The VIGOR (VIOXX GI Outcomes Research) was submitted to the FDA in June 2000. This study was developed to look specifically at the side effects of stomach ulcers and gastrointestinal bleeding. The results of this study showed that patients taking Vioxx did have fewer ulcers and bleeding than those taking another popular NSAID, naproxen. However, in addition to these important findings, it was also noted that there was an increased number of heart attacks in the Vioxx group than in the control group. In February 2001 after reviewing the study results, the Arthritis Advisory Committee of the FDA directed that additional safety instructions be added to the labeling of Vioxx as of April 2002.
This change in labeling procedure is concerning. When concerns about a drug arise, should something more than changing the labeling occur? Most practitioners do not routinely read package inserts on the drugs that they prescribe to see if there are any changes in the labeling. I wonder how many healthcare providers are aware that there is help available through the FDA MEDWATCH. Any person who prescribes medications can subscribe free. Notices are sent when a warning is issued, as well as monthly updates of changes. I was not aware of this until speaking with Dr Bea Turkoski, Pharmacology Columnist for Orthopaedic Nursing. This is obviously valuable information for anyone who prescribes.
Based on the concerns raised with the VIGOR study, Merck began another research study looking at heart attacks and stroke in those patients who were taking Vioxx on a long-term basis. Because the original data on short-term use of Vioxx did not show problems with heart attacks and stroke, long-term use needed to be evaluated. With any long-term study, the operative words are long-term. Research takes time.

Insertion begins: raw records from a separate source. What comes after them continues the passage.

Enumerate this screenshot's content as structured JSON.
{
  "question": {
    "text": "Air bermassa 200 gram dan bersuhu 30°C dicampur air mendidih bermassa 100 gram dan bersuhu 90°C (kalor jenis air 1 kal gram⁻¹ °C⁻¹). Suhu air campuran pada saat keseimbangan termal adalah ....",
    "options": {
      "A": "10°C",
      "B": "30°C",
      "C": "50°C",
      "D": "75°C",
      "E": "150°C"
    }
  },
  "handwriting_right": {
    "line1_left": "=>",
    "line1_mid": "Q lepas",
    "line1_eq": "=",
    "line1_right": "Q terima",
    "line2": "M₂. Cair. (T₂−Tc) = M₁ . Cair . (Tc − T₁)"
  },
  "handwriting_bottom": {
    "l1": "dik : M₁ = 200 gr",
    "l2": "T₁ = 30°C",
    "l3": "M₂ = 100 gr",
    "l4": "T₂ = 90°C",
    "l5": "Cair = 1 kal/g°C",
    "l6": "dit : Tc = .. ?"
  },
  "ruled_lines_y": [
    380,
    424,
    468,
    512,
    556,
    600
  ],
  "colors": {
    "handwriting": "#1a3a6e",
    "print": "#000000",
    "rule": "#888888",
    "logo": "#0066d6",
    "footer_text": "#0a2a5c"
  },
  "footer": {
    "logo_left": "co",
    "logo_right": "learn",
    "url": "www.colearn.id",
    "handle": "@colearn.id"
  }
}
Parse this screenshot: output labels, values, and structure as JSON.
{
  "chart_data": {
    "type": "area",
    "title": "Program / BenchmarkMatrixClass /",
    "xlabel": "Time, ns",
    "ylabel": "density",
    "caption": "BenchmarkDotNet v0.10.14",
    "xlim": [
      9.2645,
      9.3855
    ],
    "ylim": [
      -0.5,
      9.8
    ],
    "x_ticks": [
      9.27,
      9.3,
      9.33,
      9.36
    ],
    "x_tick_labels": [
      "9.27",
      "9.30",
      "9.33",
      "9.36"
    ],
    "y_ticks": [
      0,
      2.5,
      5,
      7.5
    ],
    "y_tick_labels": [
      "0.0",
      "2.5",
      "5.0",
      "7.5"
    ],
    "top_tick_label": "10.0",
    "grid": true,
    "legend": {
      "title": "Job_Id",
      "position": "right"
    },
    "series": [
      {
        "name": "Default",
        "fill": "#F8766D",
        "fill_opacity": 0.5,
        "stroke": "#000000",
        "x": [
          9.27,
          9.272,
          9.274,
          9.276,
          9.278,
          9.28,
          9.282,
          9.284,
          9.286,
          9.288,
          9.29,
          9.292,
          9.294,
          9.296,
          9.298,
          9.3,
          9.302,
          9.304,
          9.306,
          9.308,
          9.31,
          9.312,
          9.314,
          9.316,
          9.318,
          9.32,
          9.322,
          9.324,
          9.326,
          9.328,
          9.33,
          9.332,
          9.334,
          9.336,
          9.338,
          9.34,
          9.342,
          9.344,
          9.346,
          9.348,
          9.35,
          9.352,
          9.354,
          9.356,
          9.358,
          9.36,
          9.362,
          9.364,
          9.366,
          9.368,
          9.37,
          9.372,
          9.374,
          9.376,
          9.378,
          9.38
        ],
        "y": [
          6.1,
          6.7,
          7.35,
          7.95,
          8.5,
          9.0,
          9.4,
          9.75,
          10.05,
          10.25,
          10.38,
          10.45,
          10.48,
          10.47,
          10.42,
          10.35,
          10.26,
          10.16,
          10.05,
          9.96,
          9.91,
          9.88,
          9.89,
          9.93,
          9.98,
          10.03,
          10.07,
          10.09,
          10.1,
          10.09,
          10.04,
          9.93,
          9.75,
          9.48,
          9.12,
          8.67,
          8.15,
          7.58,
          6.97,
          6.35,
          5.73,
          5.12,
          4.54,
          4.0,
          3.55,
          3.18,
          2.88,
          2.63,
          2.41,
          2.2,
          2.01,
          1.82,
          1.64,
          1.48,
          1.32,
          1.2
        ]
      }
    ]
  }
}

The study that led to Merck's voluntary withdrawal was the APPROVe (Adenomatous Polyp Prevention on VIOXX) study, which began enlisting study participants in 2000. The study was halted early because as the data were being evaluated, they showed that those patients taking Vioxx 25 mg daily for more than 18 months showed an increased risk for heart attacks and stroke (http://www.merck.com/newsroom/press_releases/product/2004_0930.html). Merck voluntarily withdrew this product from the market because it believed it was in the best interest of those people taking this medication. "We are taking this action because we believe it best serves the interests of patients," said Raymond V. Gilmartin, Chairman, President, and Chief Executive Officer of Merck. "Although we believe it would have been possible to continue to market VIOXX with labeling that would incorporate these new data, given the availability of alternative therapies, and the questions raised by the data, we concluded that a voluntary withdrawal is the responsible course to take."
The FDA needs to look at the question of whether something more needs to be done to notify those who prescribe drugs that as additional research continues on many drugs that may identify additional concerns that notification needs to occur. Certainly, this would be a monumental task. In the meantime, anyone prescribing medications should consider subscribing to MEDWATCH-I just signed up.